Infoscience Technologies Ltd is a tech start-up providing Text Analytics Research & Development to companies seeking to extract, discover and exploit geoscience knowledge from text.
Target industries range from geological surveys, petroleum exploration, economic mining through to geohealth and space exploration.
The company’s unique selling point is its deep geoscience domain knowledge, combined with computer science, data science, business analysis and international award winning research.
The Company currently licenses two methods (algorithms), GEOSAPIEN and GEOCLASSIFIER both related to predicting geoscience entities or classes in unstructured text.
GEOSAPIEN® Patent Pending.
A Method and System for Generating Geological Lithostratigraphical Analogues using Theory-Guided Machine Learning from Unstructured Text.
Over 60% of geoscientists believe the identification of global analogues reduces risk and improves decision making in areas of sparse data (Sun and Wan 2002). They also help to challenge bias (Rose 2016). This is applicable in sectors such as petroleum, economic mining, geohealth and space exploration.
Analogues can uncover subtle opportunities that may not be apparent from any other technique or technology, with the ability to make global comparisons “casting a wider net than just what is close by‘ identified as particularly useful. Traditional Information Retrieval (IR) search engines are not well suited to find similar cases or analogues (Mukherjee et al 2013).
Manually curated analogue databases are useful, but as put by Greenberg (2011) manually created taxonomies and knowledge representations can blind us to new information discoveries. With information in reports in volumes too vast for geoscientists to read (Big Data), data driven techniques that can scan through vast amounts of text may surface differentiating insights.
Geoscience information has high dimensionality, geoscience bodies are not as clear cut as objects in some other domains, rare events are of interest and geoscience processes can show long-memory characteristics in time (Karpatne et al 2017). Some research (Cleverley 2017) points to issues where unsupervised machine learning from text overfits and ignores the wealth of knowledge we have in geoscience. Anchoring unsupervised machine learning frameworks with high level knowledge of what geoscientists find most useful for analogues may be preferable to avoid such overfitting issues.

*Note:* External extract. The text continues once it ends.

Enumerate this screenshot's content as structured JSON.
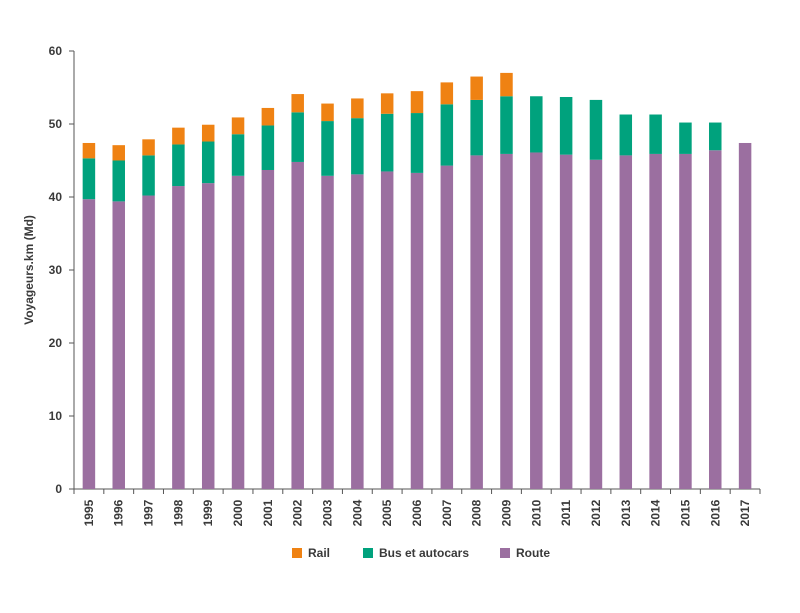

The GEOSAPIEN® method uses a number of Geoscience Theories to inform the automated manipulation of text using Natural Language Processing (NLP) techniques in company reports and/or external literature, ‘boosting the geoscience signal’ before input into a text embedding model (such as word2vec, GLoVe, FastText, ELMo, BERT). These use effectively complex word co-occurrence and deep learning to define a word by its co-occurring words and the words that co-occur with those and so forth (vector). A key aspect is that GEOSAPIEN does this without significantly biasing or blinding us to new discoveries.
This allows a geoscientist to ask questions such as “What are good analogues for color changes in muddy contourites?”, the system does not return lists of documents, but instead returns answers (in the form of geological lithostratigraphic units) ranked by similarity to the geoscientist’s question. It does this by learning from company/external papers and reports that most closely match this context using vectors (not keywords).
In another use case, a geoscientist may also be working on a particular geological formation (such as the Tasraft Formation) and wish to know “What other formations around the world are good analogues for this formation? and I don’t want Palaeozoic ones“. The system can return the most similar Lithostratigraphic units it can find ranked by similarity to the Tasraft Formation vector (subtracting the vector for Palaeozoic).
The more text put into the model, the more accurate it is likely to be, with the GEOSAPIEN method providing a geoscience framework for machine learning – producing more useful geoscience analogues than pure unsupervised methods.
There are a number of ways to use and exploit GEOSAPIEN:
- Companies can license the Intellectual Property (IP) method and build their own technology systems (models and user interfaces) in their pipelines (or incorporate it into what they already have) with advice from Infoscience Technologies if needed.
- Companies can ask Infoscience Technologies to supply the technology and apply it to their text (and/or 3rd party subscription text the company has the rights to perform text and data mining on), so licensing a technology and IP.
- Variants on the above.
GEOCLASSIFIER™ Patent Pending.
A method and system for using geoscience and commercial sentence classification patterns for text summarisation.
Over 30,000 sentences (1 million+ features) from public domain petroleum geoscience literature and presentations were painstakingly labelled in a novel way, using a bespoke ontology of geoscience and commercial labels developed by Infoscience Technologies Ltd. A Machine Learning (ML) classifier was built from these training data, enabling the prediction of the topic for any sentence in petroleum geoscience reports. From tectonostratigraphy to company deals, and from source rocks to biostratigraphy.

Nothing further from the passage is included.